Great question, though unfortunately i ran into TLE as i was using a pretty brute-force solution. So, here's the official solution re-written in a more functional way.

1 from functools import lru_cache, reduce
2
3 class Solution:
4     def findCelebrity(self, n: int) -> int:
5         g = lru_cache(None)(knows)
6         c = reduce(lambda a, b: (a, b)[g(a, b)], range(1, n), 0)
7         return (-1, c)[all(c == j or (g(j, c) and not g(c, j)) for j in range(n))]

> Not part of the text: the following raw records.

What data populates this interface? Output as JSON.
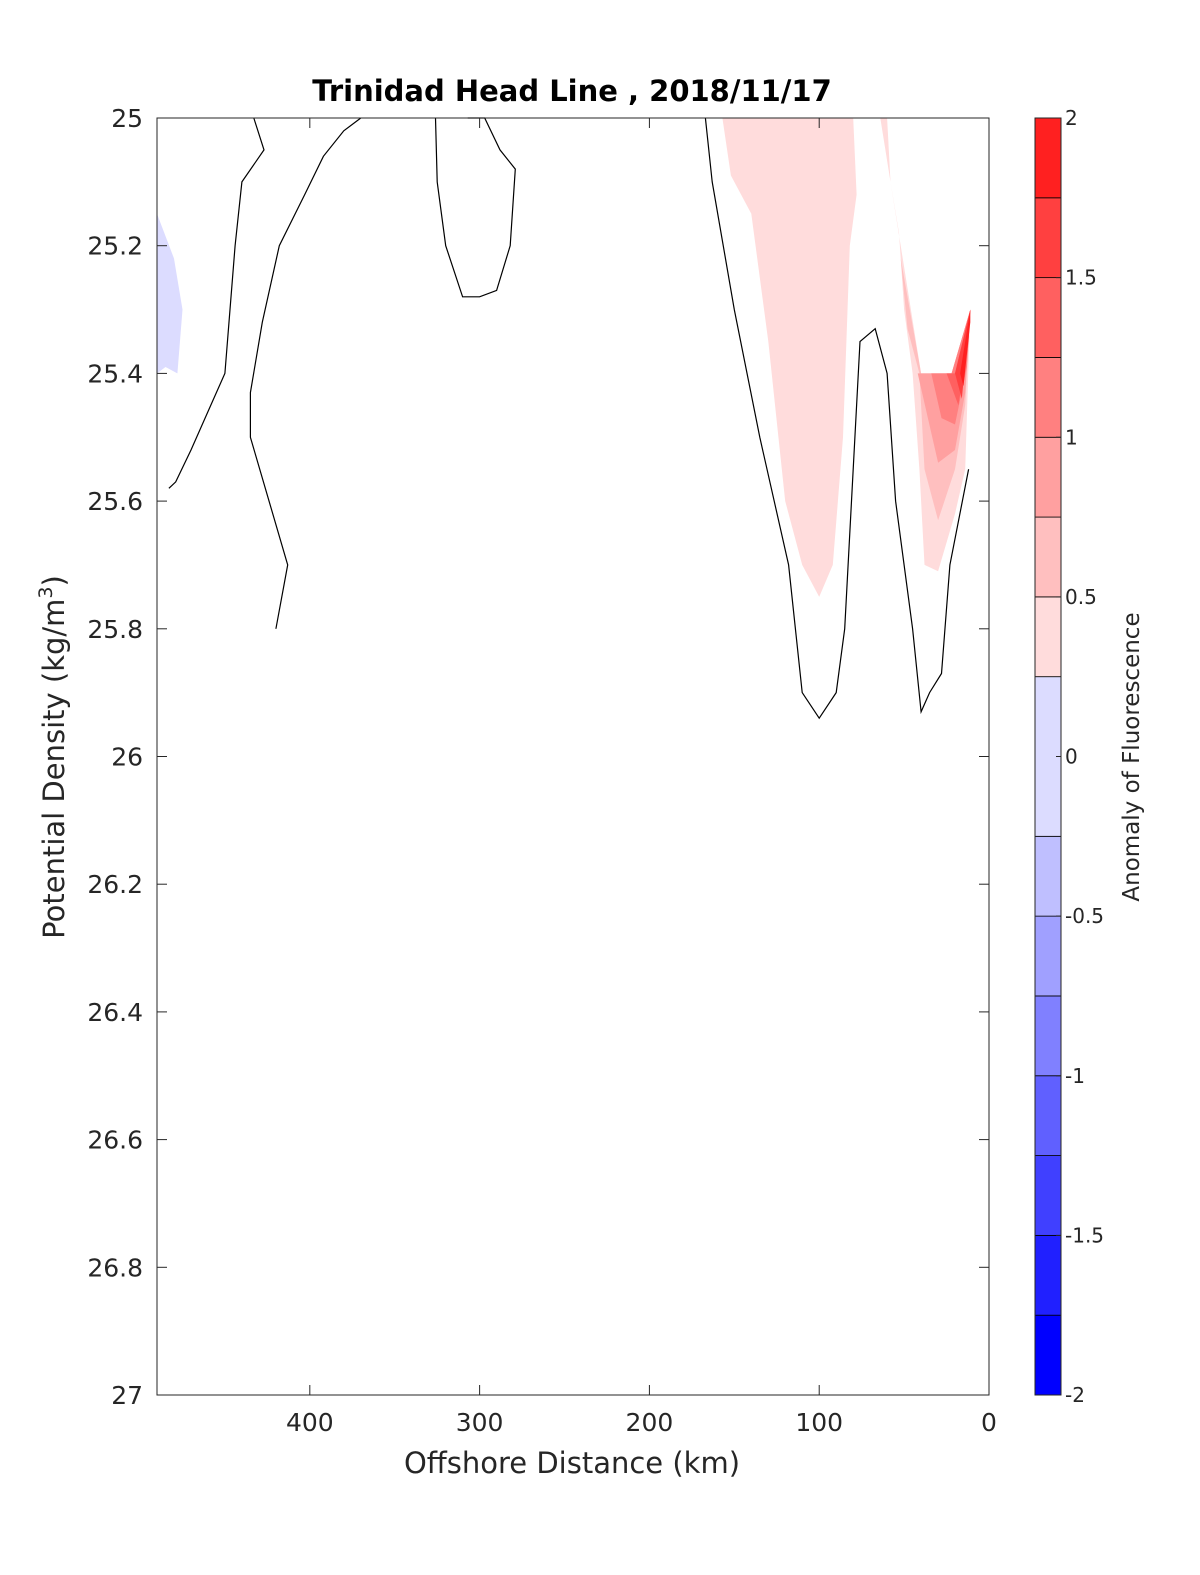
{
  "chart_data": {
    "type": "contourf",
    "title": "Trinidad Head Line , 2018/11/17",
    "xlabel": "Offshore Distance (km)",
    "ylabel": "Potential Density (kg/m",
    "ylabel_superscript": "3",
    "ylabel_close": ")",
    "xlim": [
      490,
      0
    ],
    "ylim": [
      25,
      27
    ],
    "x_reversed": true,
    "y_reversed": true,
    "x_ticks": [
      400,
      300,
      200,
      100,
      0
    ],
    "y_ticks": [
      25,
      25.2,
      25.4,
      25.6,
      25.8,
      26,
      26.2,
      26.4,
      26.6,
      26.8,
      27
    ],
    "x_tick_labels": [
      "400",
      "300",
      "200",
      "100",
      "0"
    ],
    "y_tick_labels": [
      "25",
      "25.2",
      "25.4",
      "25.6",
      "25.8",
      "26",
      "26.2",
      "26.4",
      "26.6",
      "26.8",
      "27"
    ],
    "colorbar": {
      "label": "Anomaly of Fluorescence",
      "range": [
        -2,
        2
      ],
      "levels": [
        -2,
        -1.75,
        -1.5,
        -1.25,
        -1,
        -0.75,
        -0.5,
        -0.25,
        0.25,
        0.5,
        0.75,
        1,
        1.25,
        1.5,
        1.75,
        2
      ],
      "ticks": [
        -2,
        -1.5,
        -1,
        -0.5,
        0,
        0.5,
        1,
        1.5,
        2
      ],
      "tick_labels": [
        "-2",
        "-1.5",
        "-1",
        "-0.5",
        "0",
        "0.5",
        "1",
        "1.5",
        "2"
      ],
      "colors": [
        "#0000ff",
        "#2020ff",
        "#4040ff",
        "#6060ff",
        "#8080ff",
        "#a0a0ff",
        "#bfbfff",
        "#dcdcff",
        "#ffffff",
        "#ffdcdc",
        "#ffbfbf",
        "#ffa0a0",
        "#ff8080",
        "#ff6060",
        "#ff4040",
        "#ff2020",
        "#ff0000"
      ]
    },
    "filled_regions": [
      {
        "name": "negative-patch",
        "level": -0.25,
        "color": "#dcdcff",
        "points": [
          [
            490,
            25.15
          ],
          [
            480,
            25.22
          ],
          [
            475,
            25.3
          ],
          [
            478,
            25.4
          ],
          [
            485,
            25.39
          ],
          [
            490,
            25.4
          ]
        ]
      },
      {
        "name": "positive-plume-outer",
        "level": 0.25,
        "color": "#ffdcdc",
        "points": [
          [
            157,
            25
          ],
          [
            80,
            25
          ],
          [
            78,
            25.12
          ],
          [
            82,
            25.2
          ],
          [
            86,
            25.5
          ],
          [
            92,
            25.7
          ],
          [
            100,
            25.75
          ],
          [
            110,
            25.7
          ],
          [
            120,
            25.6
          ],
          [
            130,
            25.35
          ],
          [
            140,
            25.15
          ],
          [
            152,
            25.09
          ]
        ]
      },
      {
        "name": "positive-coastal-outer",
        "level": 0.25,
        "color": "#ffdcdc",
        "points": [
          [
            64,
            25
          ],
          [
            60,
            25
          ],
          [
            58,
            25.1
          ],
          [
            53,
            25.18
          ],
          [
            50,
            25.3
          ],
          [
            45,
            25.4
          ],
          [
            41,
            25.55
          ],
          [
            38,
            25.7
          ],
          [
            30,
            25.71
          ],
          [
            20,
            25.62
          ],
          [
            14,
            25.55
          ],
          [
            11,
            25.3
          ],
          [
            22,
            25.4
          ],
          [
            40,
            25.4
          ]
        ]
      },
      {
        "name": "positive-coastal-050",
        "level": 0.5,
        "color": "#ffbfbf",
        "points": [
          [
            52,
            25.22
          ],
          [
            48,
            25.33
          ],
          [
            41,
            25.4
          ],
          [
            38,
            25.55
          ],
          [
            30,
            25.63
          ],
          [
            20,
            25.55
          ],
          [
            14,
            25.45
          ],
          [
            11,
            25.3
          ],
          [
            22,
            25.4
          ],
          [
            40,
            25.4
          ]
        ]
      },
      {
        "name": "positive-coastal-075",
        "level": 0.75,
        "color": "#ffa0a0",
        "points": [
          [
            42,
            25.4
          ],
          [
            36,
            25.47
          ],
          [
            30,
            25.54
          ],
          [
            20,
            25.52
          ],
          [
            14,
            25.43
          ],
          [
            11,
            25.3
          ],
          [
            22,
            25.4
          ]
        ]
      },
      {
        "name": "positive-coastal-100",
        "level": 1.0,
        "color": "#ff8080",
        "points": [
          [
            34,
            25.4
          ],
          [
            28,
            25.47
          ],
          [
            20,
            25.48
          ],
          [
            13,
            25.39
          ],
          [
            11,
            25.3
          ],
          [
            22,
            25.4
          ]
        ]
      },
      {
        "name": "positive-coastal-125",
        "level": 1.25,
        "color": "#ff6060",
        "points": [
          [
            25,
            25.4
          ],
          [
            18,
            25.45
          ],
          [
            12,
            25.35
          ],
          [
            11,
            25.3
          ],
          [
            20,
            25.4
          ]
        ]
      },
      {
        "name": "positive-coastal-150",
        "level": 1.5,
        "color": "#ff4040",
        "points": [
          [
            20,
            25.4
          ],
          [
            16,
            25.44
          ],
          [
            12,
            25.33
          ],
          [
            11,
            25.3
          ]
        ]
      },
      {
        "name": "positive-coastal-175",
        "level": 1.75,
        "color": "#ff2020",
        "points": [
          [
            17,
            25.4
          ],
          [
            15,
            25.42
          ],
          [
            11,
            25.32
          ],
          [
            11,
            25.3
          ]
        ]
      }
    ],
    "contour_lines": [
      {
        "name": "zero-contour-left-a",
        "level": 0,
        "points": [
          [
            433,
            25
          ],
          [
            427,
            25.05
          ],
          [
            440,
            25.1
          ],
          [
            444,
            25.2
          ],
          [
            447,
            25.3
          ],
          [
            450,
            25.4
          ],
          [
            460,
            25.46
          ],
          [
            470,
            25.52
          ],
          [
            479,
            25.57
          ],
          [
            483,
            25.58
          ]
        ]
      },
      {
        "name": "zero-contour-left-b",
        "level": 0,
        "points": [
          [
            370,
            25
          ],
          [
            380,
            25.02
          ],
          [
            392,
            25.06
          ],
          [
            403,
            25.12
          ],
          [
            418,
            25.2
          ],
          [
            428,
            25.32
          ],
          [
            435,
            25.43
          ],
          [
            435,
            25.5
          ],
          [
            413,
            25.7
          ],
          [
            420,
            25.8
          ]
        ]
      },
      {
        "name": "zero-contour-mid",
        "level": 0,
        "points": [
          [
            326,
            25
          ],
          [
            325,
            25.1
          ],
          [
            320,
            25.2
          ],
          [
            310,
            25.28
          ],
          [
            300,
            25.28
          ],
          [
            290,
            25.27
          ],
          [
            282,
            25.2
          ],
          [
            279,
            25.08
          ],
          [
            288,
            25.05
          ],
          [
            297,
            25
          ],
          [
            307,
            25
          ]
        ]
      },
      {
        "name": "zero-contour-plume",
        "level": 0,
        "points": [
          [
            167,
            25
          ],
          [
            163,
            25.1
          ],
          [
            150,
            25.3
          ],
          [
            135,
            25.5
          ],
          [
            118,
            25.7
          ],
          [
            110,
            25.9
          ],
          [
            100,
            25.94
          ],
          [
            90,
            25.9
          ],
          [
            85,
            25.8
          ],
          [
            76,
            25.35
          ],
          [
            67,
            25.33
          ],
          [
            60,
            25.4
          ],
          [
            55,
            25.6
          ],
          [
            45,
            25.8
          ],
          [
            40,
            25.93
          ],
          [
            35,
            25.9
          ],
          [
            28,
            25.87
          ],
          [
            23,
            25.7
          ],
          [
            12,
            25.55
          ]
        ]
      }
    ]
  }
}
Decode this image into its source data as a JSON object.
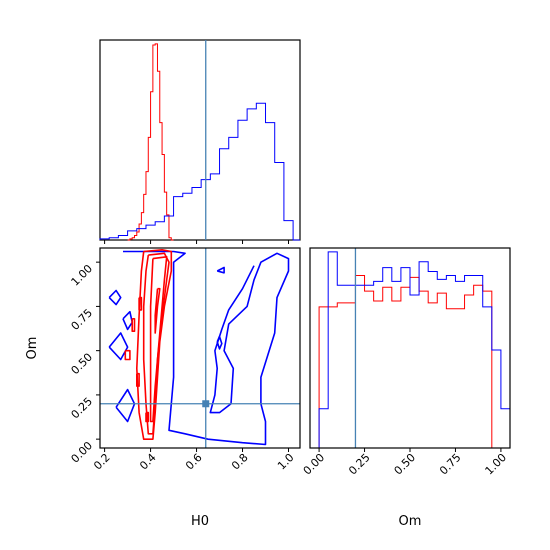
{
  "chart_data": {
    "type": "corner",
    "parameters": [
      "H0",
      "Om"
    ],
    "truth": {
      "H0": 0.64,
      "Om": 0.2
    },
    "colors": {
      "series_a": "#ff0000",
      "series_b": "#0000ff",
      "truth": "#4682b4"
    },
    "panels": {
      "hist_h0": {
        "type": "step-histogram",
        "xlim": [
          0.18,
          1.05
        ],
        "x_ticks": [
          0.2,
          0.4,
          0.6,
          0.8,
          1.0
        ],
        "series": [
          {
            "color": "red",
            "bin_edges": [
              0.3,
              0.31,
              0.32,
              0.33,
              0.34,
              0.35,
              0.36,
              0.37,
              0.38,
              0.39,
              0.4,
              0.41,
              0.42,
              0.43,
              0.44,
              0.45,
              0.46,
              0.47,
              0.48,
              0.49,
              0.5
            ],
            "counts": [
              0,
              1,
              2,
              4,
              7,
              14,
              24,
              40,
              60,
              90,
              130,
              171,
              172,
              148,
              103,
              75,
              42,
              22,
              2,
              0
            ]
          },
          {
            "color": "blue",
            "bin_edges": [
              0.18,
              0.22,
              0.26,
              0.3,
              0.34,
              0.38,
              0.42,
              0.46,
              0.5,
              0.54,
              0.58,
              0.62,
              0.66,
              0.7,
              0.74,
              0.78,
              0.82,
              0.86,
              0.9,
              0.94,
              0.98,
              1.02,
              1.05
            ],
            "counts": [
              1,
              2,
              4,
              8,
              10,
              13,
              16,
              21,
              38,
              41,
              46,
              53,
              58,
              80,
              90,
              105,
              115,
              120,
              103,
              68,
              17,
              0
            ]
          }
        ]
      },
      "hist_om": {
        "type": "step-histogram",
        "xlim": [
          -0.05,
          1.05
        ],
        "x_ticks": [
          0.0,
          0.25,
          0.5,
          0.75,
          1.0
        ],
        "x_tick_labels": [
          "0.00",
          "0.25",
          "0.50",
          "0.75",
          "1.00"
        ],
        "series": [
          {
            "color": "red",
            "bin_edges": [
              0.0,
              0.05,
              0.1,
              0.15,
              0.2,
              0.25,
              0.3,
              0.35,
              0.4,
              0.45,
              0.5,
              0.55,
              0.6,
              0.65,
              0.7,
              0.75,
              0.8,
              0.85,
              0.9,
              0.95,
              1.0
            ],
            "counts": [
              72,
              72,
              74,
              74,
              88,
              80,
              75,
              82,
              75,
              82,
              87,
              80,
              74,
              79,
              71,
              71,
              78,
              83,
              80,
              0
            ]
          },
          {
            "color": "blue",
            "bin_edges": [
              -0.05,
              0.0,
              0.05,
              0.1,
              0.15,
              0.2,
              0.25,
              0.3,
              0.35,
              0.4,
              0.45,
              0.5,
              0.55,
              0.6,
              0.65,
              0.7,
              0.75,
              0.8,
              0.85,
              0.9,
              0.95,
              1.0,
              1.05
            ],
            "counts": [
              0,
              20,
              100,
              83,
              83,
              83,
              83,
              85,
              92,
              85,
              92,
              78,
              95,
              90,
              86,
              88,
              85,
              88,
              88,
              72,
              50,
              20
            ]
          }
        ]
      },
      "scatter_2d": {
        "type": "contour",
        "xlim": [
          0.18,
          1.05
        ],
        "ylim": [
          -0.05,
          1.08
        ],
        "x_ticks": [
          0.2,
          0.4,
          0.6,
          0.8,
          1.0
        ],
        "y_ticks": [
          0.0,
          0.25,
          0.5,
          0.75,
          1.0
        ],
        "y_tick_labels": [
          "0.00",
          "0.25",
          "0.50",
          "0.75",
          "1.00"
        ],
        "contours": {
          "red": [
            [
              [
                0.37,
                1.06
              ],
              [
                0.45,
                1.07
              ],
              [
                0.49,
                1.06
              ],
              [
                0.49,
                0.95
              ],
              [
                0.46,
                0.75
              ],
              [
                0.44,
                0.55
              ],
              [
                0.43,
                0.35
              ],
              [
                0.42,
                0.15
              ],
              [
                0.41,
                0.0
              ],
              [
                0.37,
                0.0
              ],
              [
                0.35,
                0.15
              ],
              [
                0.34,
                0.4
              ],
              [
                0.35,
                0.7
              ],
              [
                0.36,
                0.95
              ],
              [
                0.37,
                1.06
              ]
            ],
            [
              [
                0.39,
                1.04
              ],
              [
                0.46,
                1.05
              ],
              [
                0.48,
                1.0
              ],
              [
                0.45,
                0.7
              ],
              [
                0.43,
                0.45
              ],
              [
                0.42,
                0.2
              ],
              [
                0.41,
                0.03
              ],
              [
                0.39,
                0.03
              ],
              [
                0.38,
                0.2
              ],
              [
                0.37,
                0.45
              ],
              [
                0.37,
                0.75
              ],
              [
                0.38,
                0.95
              ],
              [
                0.39,
                1.04
              ]
            ],
            [
              [
                0.41,
                1.02
              ],
              [
                0.47,
                1.03
              ],
              [
                0.46,
                0.9
              ],
              [
                0.44,
                0.6
              ],
              [
                0.42,
                0.3
              ],
              [
                0.41,
                0.1
              ],
              [
                0.4,
                0.1
              ],
              [
                0.4,
                0.4
              ],
              [
                0.4,
                0.75
              ],
              [
                0.41,
                1.02
              ]
            ],
            [
              [
                0.43,
                0.85
              ],
              [
                0.44,
                0.85
              ],
              [
                0.43,
                0.75
              ],
              [
                0.42,
                0.6
              ],
              [
                0.42,
                0.7
              ],
              [
                0.43,
                0.85
              ]
            ],
            [
              [
                0.32,
                0.68
              ],
              [
                0.33,
                0.68
              ],
              [
                0.33,
                0.61
              ],
              [
                0.32,
                0.61
              ],
              [
                0.32,
                0.68
              ]
            ],
            [
              [
                0.35,
                0.8
              ],
              [
                0.36,
                0.8
              ],
              [
                0.36,
                0.73
              ],
              [
                0.35,
                0.73
              ],
              [
                0.35,
                0.8
              ]
            ],
            [
              [
                0.29,
                0.5
              ],
              [
                0.31,
                0.5
              ],
              [
                0.31,
                0.45
              ],
              [
                0.29,
                0.45
              ],
              [
                0.29,
                0.5
              ]
            ],
            [
              [
                0.34,
                0.37
              ],
              [
                0.35,
                0.37
              ],
              [
                0.35,
                0.3
              ],
              [
                0.34,
                0.3
              ],
              [
                0.34,
                0.37
              ]
            ],
            [
              [
                0.38,
                0.15
              ],
              [
                0.39,
                0.15
              ],
              [
                0.39,
                0.1
              ],
              [
                0.38,
                0.1
              ],
              [
                0.38,
                0.15
              ]
            ]
          ],
          "blue": [
            [
              [
                0.28,
                1.06
              ],
              [
                0.5,
                1.06
              ],
              [
                0.55,
                1.05
              ],
              [
                0.5,
                1.0
              ],
              [
                0.5,
                0.35
              ],
              [
                0.48,
                0.05
              ],
              [
                0.55,
                0.03
              ],
              [
                0.65,
                0.0
              ],
              [
                0.8,
                -0.02
              ],
              [
                0.9,
                -0.03
              ],
              [
                0.9,
                0.1
              ],
              [
                0.88,
                0.2
              ],
              [
                0.88,
                0.35
              ],
              [
                0.94,
                0.6
              ],
              [
                0.95,
                0.8
              ],
              [
                1.0,
                0.95
              ],
              [
                1.0,
                1.02
              ],
              [
                0.95,
                1.05
              ],
              [
                0.88,
                1.0
              ],
              [
                0.85,
                0.9
              ],
              [
                0.82,
                0.75
              ],
              [
                0.74,
                0.65
              ],
              [
                0.72,
                0.5
              ],
              [
                0.76,
                0.4
              ],
              [
                0.75,
                0.2
              ],
              [
                0.7,
                0.15
              ],
              [
                0.66,
                0.15
              ],
              [
                0.68,
                0.25
              ],
              [
                0.69,
                0.4
              ],
              [
                0.68,
                0.5
              ],
              [
                0.71,
                0.62
              ],
              [
                0.74,
                0.73
              ],
              [
                0.8,
                0.85
              ],
              [
                0.85,
                0.98
              ]
            ],
            [
              [
                0.22,
                0.8
              ],
              [
                0.25,
                0.84
              ],
              [
                0.27,
                0.8
              ],
              [
                0.25,
                0.76
              ],
              [
                0.22,
                0.8
              ]
            ],
            [
              [
                0.22,
                0.52
              ],
              [
                0.27,
                0.6
              ],
              [
                0.3,
                0.52
              ],
              [
                0.27,
                0.45
              ],
              [
                0.22,
                0.52
              ]
            ],
            [
              [
                0.25,
                0.18
              ],
              [
                0.3,
                0.28
              ],
              [
                0.33,
                0.2
              ],
              [
                0.3,
                0.1
              ],
              [
                0.25,
                0.18
              ]
            ],
            [
              [
                0.28,
                0.68
              ],
              [
                0.31,
                0.72
              ],
              [
                0.32,
                0.66
              ],
              [
                0.3,
                0.62
              ],
              [
                0.28,
                0.68
              ]
            ],
            [
              [
                0.69,
                0.55
              ],
              [
                0.7,
                0.58
              ],
              [
                0.71,
                0.54
              ],
              [
                0.7,
                0.51
              ],
              [
                0.69,
                0.55
              ]
            ],
            [
              [
                0.69,
                0.95
              ],
              [
                0.72,
                0.97
              ],
              [
                0.72,
                0.94
              ],
              [
                0.69,
                0.95
              ]
            ]
          ]
        }
      }
    },
    "xlabels": [
      "H0",
      "Om"
    ],
    "ylabel": "Om"
  }
}
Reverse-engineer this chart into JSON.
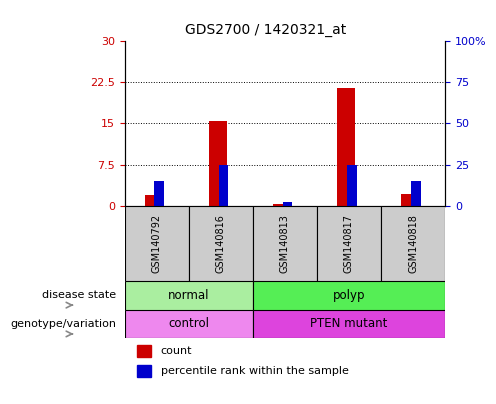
{
  "title": "GDS2700 / 1420321_at",
  "samples": [
    "GSM140792",
    "GSM140816",
    "GSM140813",
    "GSM140817",
    "GSM140818"
  ],
  "counts": [
    2.0,
    15.5,
    0.25,
    21.5,
    2.2
  ],
  "percentile_ranks_pct": [
    15,
    25,
    2.5,
    25,
    15
  ],
  "ylim_left": [
    0,
    30
  ],
  "ylim_right": [
    0,
    100
  ],
  "yticks_left": [
    0,
    7.5,
    15,
    22.5,
    30
  ],
  "ytick_labels_left": [
    "0",
    "7.5",
    "15",
    "22.5",
    "30"
  ],
  "ytick_labels_right": [
    "0",
    "25",
    "50",
    "75",
    "100%"
  ],
  "bar_color_count": "#cc0000",
  "bar_color_pct": "#0000cc",
  "disease_state": [
    {
      "label": "normal",
      "spans": [
        0,
        2
      ],
      "color": "#aaeea a"
    },
    {
      "label": "polyp",
      "spans": [
        2,
        5
      ],
      "color": "#55ee55"
    }
  ],
  "genotype": [
    {
      "label": "control",
      "spans": [
        0,
        2
      ],
      "color": "#ee88ee"
    },
    {
      "label": "PTEN mutant",
      "spans": [
        2,
        5
      ],
      "color": "#dd44dd"
    }
  ],
  "xlabel_row1": "disease state",
  "xlabel_row2": "genotype/variation",
  "legend_count": "count",
  "legend_pct": "percentile rank within the sample"
}
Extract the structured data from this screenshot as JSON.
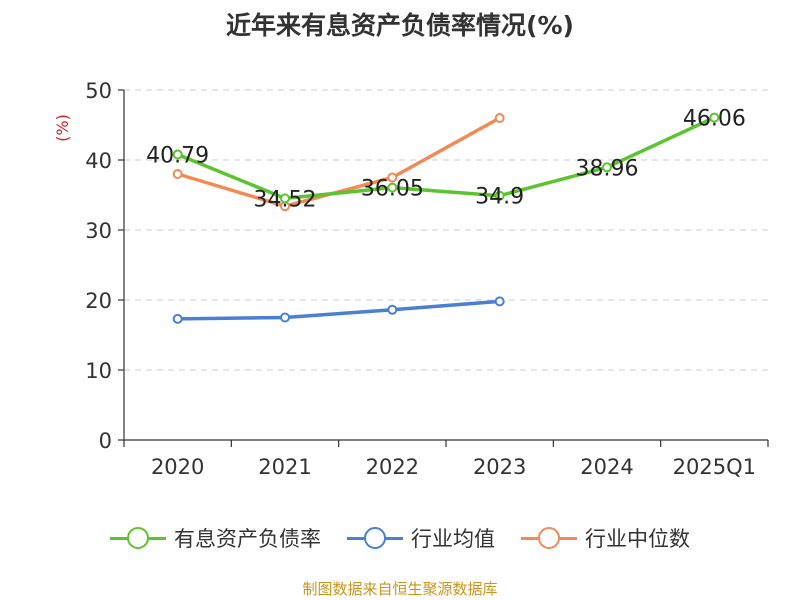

## Faster than 95% of Python solutions

Now i know what you're thinking: "this is codegolf!" but given it runs faster than 95% of python solutions, and that some Python devs do actually use the functional tools... Ok.. it's codegolf.. but let's take a look anyway.

## Caching

1 g = lru_cache(None)(knows)


A decorator is really just a function that takes another function as an argument, so why bother creating yet another wrapper function; might as well use lru_cache to wrap knows directly. This is good for speed.

## Candidate Celebrity Hopping

1 c = reduce(lambda a, b: (a, b)[g(a, b)], range(1, n), 0)


This is our candidate search. The main logic is to make b our candidate if they're known, else stick with a. functools.reduce with a ternary handles this logic beautifully.

## Celebrity Confirmation

1 return (-1, c)[all(c == j or (g(j, c) and not g(c, j)) for j in range(n))]


Our final step is making sure our candidate is indeed a celebrity. This is easily done with all handling the simple logic of being known to all, but knowing no-one.